Lawyers act on instructions.

Lawyers can refuse to accept crap instructions and can refuse to work with flimsy evidence, but the client-solicitor relationship will breakdown. A lawyer can fire their client and a client can fire their lawyer. However, that is bad for business. Most of the time, a lawyer will instead give their client a fair warning about the potential consequences of their crap instructions. After that, the lawyer will give it a shot if that’s what the client wants. Of course, the other side probably doesn’t realize that and instead starts to develop negative feelings towards the lawyer for acting on such unreasonable instructions.

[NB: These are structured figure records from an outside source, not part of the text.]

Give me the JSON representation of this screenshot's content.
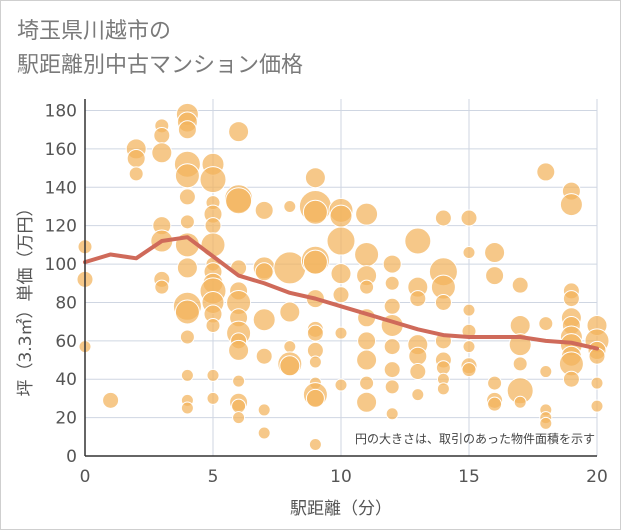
{
  "title": {
    "line1": "埼玉県川越市の",
    "line2": "駅距離別中古マンション価格"
  },
  "chart_data": {
    "type": "scatter",
    "xlabel": "駅距離（分）",
    "ylabel": "坪（3.3㎡）単価（万円）",
    "xlim": [
      0,
      20
    ],
    "ylim": [
      0,
      186
    ],
    "x_ticks": [
      "0",
      "5",
      "10",
      "15",
      "20"
    ],
    "y_ticks": [
      "0",
      "20",
      "40",
      "60",
      "80",
      "100",
      "120",
      "140",
      "160",
      "180"
    ],
    "grid": true,
    "note": "円の大きさは、取引のあった物件面積を示す",
    "colors": {
      "bubble": "#f3b35b",
      "bubble_stroke": "#ffffff",
      "trend": "#cf6a5a",
      "grid": "#cfd6e2",
      "axis": "#333333"
    },
    "series": [
      {
        "type": "scatter",
        "points": [
          [
            0,
            109,
            7
          ],
          [
            0,
            92,
            8
          ],
          [
            0,
            57,
            6
          ],
          [
            1,
            29,
            8
          ],
          [
            2,
            160,
            10
          ],
          [
            2,
            155,
            9
          ],
          [
            2,
            147,
            7
          ],
          [
            3,
            172,
            7
          ],
          [
            3,
            167,
            8
          ],
          [
            3,
            158,
            10
          ],
          [
            3,
            120,
            9
          ],
          [
            3,
            112,
            11
          ],
          [
            3,
            92,
            8
          ],
          [
            3,
            88,
            7
          ],
          [
            4,
            178,
            11
          ],
          [
            4,
            174,
            10
          ],
          [
            4,
            170,
            9
          ],
          [
            4,
            152,
            13
          ],
          [
            4,
            146,
            12
          ],
          [
            4,
            135,
            8
          ],
          [
            4,
            122,
            7
          ],
          [
            4,
            110,
            12
          ],
          [
            4,
            98,
            10
          ],
          [
            4,
            78,
            14
          ],
          [
            4,
            75,
            12
          ],
          [
            4,
            62,
            7
          ],
          [
            4,
            42,
            6
          ],
          [
            4,
            29,
            6
          ],
          [
            4,
            25,
            6
          ],
          [
            5,
            152,
            11
          ],
          [
            5,
            144,
            13
          ],
          [
            5,
            132,
            7
          ],
          [
            5,
            126,
            9
          ],
          [
            5,
            120,
            8
          ],
          [
            5,
            110,
            12
          ],
          [
            5,
            100,
            7
          ],
          [
            5,
            96,
            9
          ],
          [
            5,
            90,
            10
          ],
          [
            5,
            86,
            13
          ],
          [
            5,
            80,
            11
          ],
          [
            5,
            74,
            9
          ],
          [
            5,
            68,
            7
          ],
          [
            5,
            42,
            6
          ],
          [
            5,
            30,
            6
          ],
          [
            6,
            169,
            10
          ],
          [
            6,
            134,
            14
          ],
          [
            6,
            133,
            13
          ],
          [
            6,
            98,
            8
          ],
          [
            6,
            86,
            9
          ],
          [
            6,
            80,
            12
          ],
          [
            6,
            72,
            9
          ],
          [
            6,
            64,
            12
          ],
          [
            6,
            60,
            8
          ],
          [
            6,
            55,
            10
          ],
          [
            6,
            39,
            6
          ],
          [
            6,
            28,
            9
          ],
          [
            6,
            26,
            7
          ],
          [
            6,
            20,
            6
          ],
          [
            7,
            128,
            9
          ],
          [
            7,
            98,
            11
          ],
          [
            7,
            96,
            9
          ],
          [
            7,
            71,
            11
          ],
          [
            7,
            52,
            8
          ],
          [
            7,
            24,
            6
          ],
          [
            7,
            12,
            6
          ],
          [
            8,
            130,
            6
          ],
          [
            8,
            98,
            16
          ],
          [
            8,
            75,
            10
          ],
          [
            8,
            57,
            6
          ],
          [
            8,
            48,
            12
          ],
          [
            8,
            47,
            10
          ],
          [
            9,
            145,
            10
          ],
          [
            9,
            130,
            16
          ],
          [
            9,
            127,
            12
          ],
          [
            9,
            102,
            14
          ],
          [
            9,
            101,
            12
          ],
          [
            9,
            82,
            9
          ],
          [
            9,
            66,
            8
          ],
          [
            9,
            64,
            8
          ],
          [
            9,
            55,
            8
          ],
          [
            9,
            49,
            6
          ],
          [
            9,
            38,
            6
          ],
          [
            9,
            32,
            12
          ],
          [
            9,
            30,
            9
          ],
          [
            9,
            6,
            6
          ],
          [
            10,
            128,
            12
          ],
          [
            10,
            125,
            11
          ],
          [
            10,
            112,
            14
          ],
          [
            10,
            95,
            10
          ],
          [
            10,
            84,
            8
          ],
          [
            10,
            64,
            6
          ],
          [
            10,
            37,
            6
          ],
          [
            11,
            126,
            11
          ],
          [
            11,
            105,
            12
          ],
          [
            11,
            94,
            10
          ],
          [
            11,
            88,
            7
          ],
          [
            11,
            72,
            9
          ],
          [
            11,
            60,
            9
          ],
          [
            11,
            50,
            10
          ],
          [
            11,
            38,
            7
          ],
          [
            11,
            28,
            10
          ],
          [
            12,
            100,
            9
          ],
          [
            12,
            90,
            7
          ],
          [
            12,
            78,
            8
          ],
          [
            12,
            68,
            11
          ],
          [
            12,
            57,
            8
          ],
          [
            12,
            45,
            8
          ],
          [
            12,
            36,
            7
          ],
          [
            12,
            22,
            6
          ],
          [
            13,
            112,
            13
          ],
          [
            13,
            88,
            10
          ],
          [
            13,
            82,
            8
          ],
          [
            13,
            58,
            10
          ],
          [
            13,
            52,
            9
          ],
          [
            13,
            44,
            8
          ],
          [
            13,
            32,
            6
          ],
          [
            14,
            124,
            8
          ],
          [
            14,
            96,
            14
          ],
          [
            14,
            88,
            12
          ],
          [
            14,
            80,
            8
          ],
          [
            14,
            60,
            8
          ],
          [
            14,
            50,
            8
          ],
          [
            14,
            46,
            7
          ],
          [
            14,
            40,
            6
          ],
          [
            14,
            35,
            6
          ],
          [
            15,
            124,
            8
          ],
          [
            15,
            106,
            6
          ],
          [
            15,
            76,
            6
          ],
          [
            15,
            65,
            7
          ],
          [
            15,
            57,
            6
          ],
          [
            15,
            47,
            8
          ],
          [
            15,
            45,
            7
          ],
          [
            16,
            106,
            10
          ],
          [
            16,
            94,
            9
          ],
          [
            16,
            38,
            7
          ],
          [
            16,
            29,
            8
          ],
          [
            16,
            27,
            7
          ],
          [
            17,
            89,
            8
          ],
          [
            17,
            68,
            10
          ],
          [
            17,
            58,
            11
          ],
          [
            17,
            48,
            7
          ],
          [
            17,
            34,
            13
          ],
          [
            17,
            28,
            6
          ],
          [
            18,
            148,
            9
          ],
          [
            18,
            69,
            7
          ],
          [
            18,
            44,
            6
          ],
          [
            18,
            24,
            6
          ],
          [
            18,
            20,
            6
          ],
          [
            18,
            17,
            6
          ],
          [
            19,
            138,
            9
          ],
          [
            19,
            131,
            11
          ],
          [
            19,
            86,
            8
          ],
          [
            19,
            82,
            8
          ],
          [
            19,
            72,
            10
          ],
          [
            19,
            68,
            9
          ],
          [
            19,
            62,
            11
          ],
          [
            19,
            58,
            11
          ],
          [
            19,
            52,
            10
          ],
          [
            19,
            48,
            12
          ],
          [
            19,
            40,
            8
          ],
          [
            20,
            68,
            10
          ],
          [
            20,
            60,
            12
          ],
          [
            20,
            55,
            9
          ],
          [
            20,
            52,
            8
          ],
          [
            20,
            38,
            6
          ],
          [
            20,
            26,
            6
          ]
        ]
      },
      {
        "type": "line",
        "x": [
          0,
          1,
          2,
          3,
          4,
          5,
          6,
          7,
          8,
          9,
          10,
          11,
          12,
          13,
          14,
          15,
          16,
          17,
          18,
          19,
          20
        ],
        "y": [
          101,
          105,
          103,
          112,
          114,
          104,
          94,
          90,
          85,
          82,
          78,
          74,
          70,
          66,
          63,
          62,
          62,
          62,
          60,
          59,
          56
        ]
      }
    ]
  }
}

It’s the lawyers job and responsibility to advocate for what is best for their client, tell their client’s side of the story and represent their client to the best of their abilities. The lawyer does not get to decide if their client, as a person, is worth competent legal representation. Lawyers are held to an extremely high standard when it comes to how they are expected to do their job. Those requirements are professional in nature. Lawyers aren’t required to like their client or think that their client is a good person. Lawyers just do their job telling one side of the story and they leave it to the Honourable Court to make all of the big final decisions.

What if the lawyer really is a bully? 

Sometimes a lawyer is viewed as awful for having awful instructions from their awful client. Lawyers are allowed to follow crap instructions, but they are not allowed to treat others like crap in the process. Lawyers are not allowed to be rude or unprofessional to another legal professional or an opposing party. Lawyers that throw insults and act poorly are breaking the rules. Some lawyers have been doing it for so long that are disturbingly comfortable with being awful to others. Just like a schoolyard bully, a rogue lawyer will probably continue to act that way until someone tells on them and they get in trouble for it from the Law Society of Alberta.

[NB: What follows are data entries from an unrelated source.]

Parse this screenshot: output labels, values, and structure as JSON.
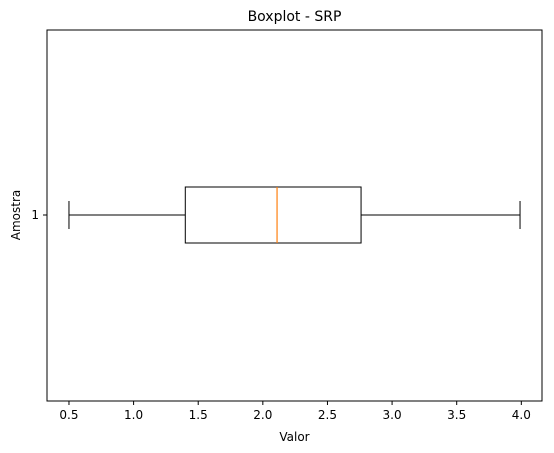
{
  "chart_data": {
    "type": "boxplot",
    "title": "Boxplot - SRP",
    "xlabel": "Valor",
    "ylabel": "Amostra",
    "xlim": [
      0.33,
      4.16
    ],
    "x_ticks": [
      0.5,
      1.0,
      1.5,
      2.0,
      2.5,
      3.0,
      3.5,
      4.0
    ],
    "x_tick_labels": [
      "0.5",
      "1.0",
      "1.5",
      "2.0",
      "2.5",
      "3.0",
      "3.5",
      "4.0"
    ],
    "y_ticks": [
      1
    ],
    "y_tick_labels": [
      "1"
    ],
    "orientation": "horizontal",
    "grid": false,
    "colors": {
      "box": "#000000",
      "median": "#ff7f0e",
      "background": "#ffffff"
    },
    "series": [
      {
        "category": "1",
        "whisker_low": 0.5,
        "q1": 1.4,
        "median": 2.11,
        "q3": 2.76,
        "whisker_high": 3.99
      }
    ]
  }
}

Lawyers can be punished by the Law Society of Alberta for improper conduct like being rude and making threats. Anyone that wants to hold a lawyer accountable for their actions must be able to prove it with solid evidence. The complaint must make it abundantly clear that the lawyer acted improperly beyond receiving crap instructions from their client. Anyone that is unsure if they have enough evidence might benefit from speaking with a lawyer for a second opinion before submitting a complaint to the Law Society of Alberta online.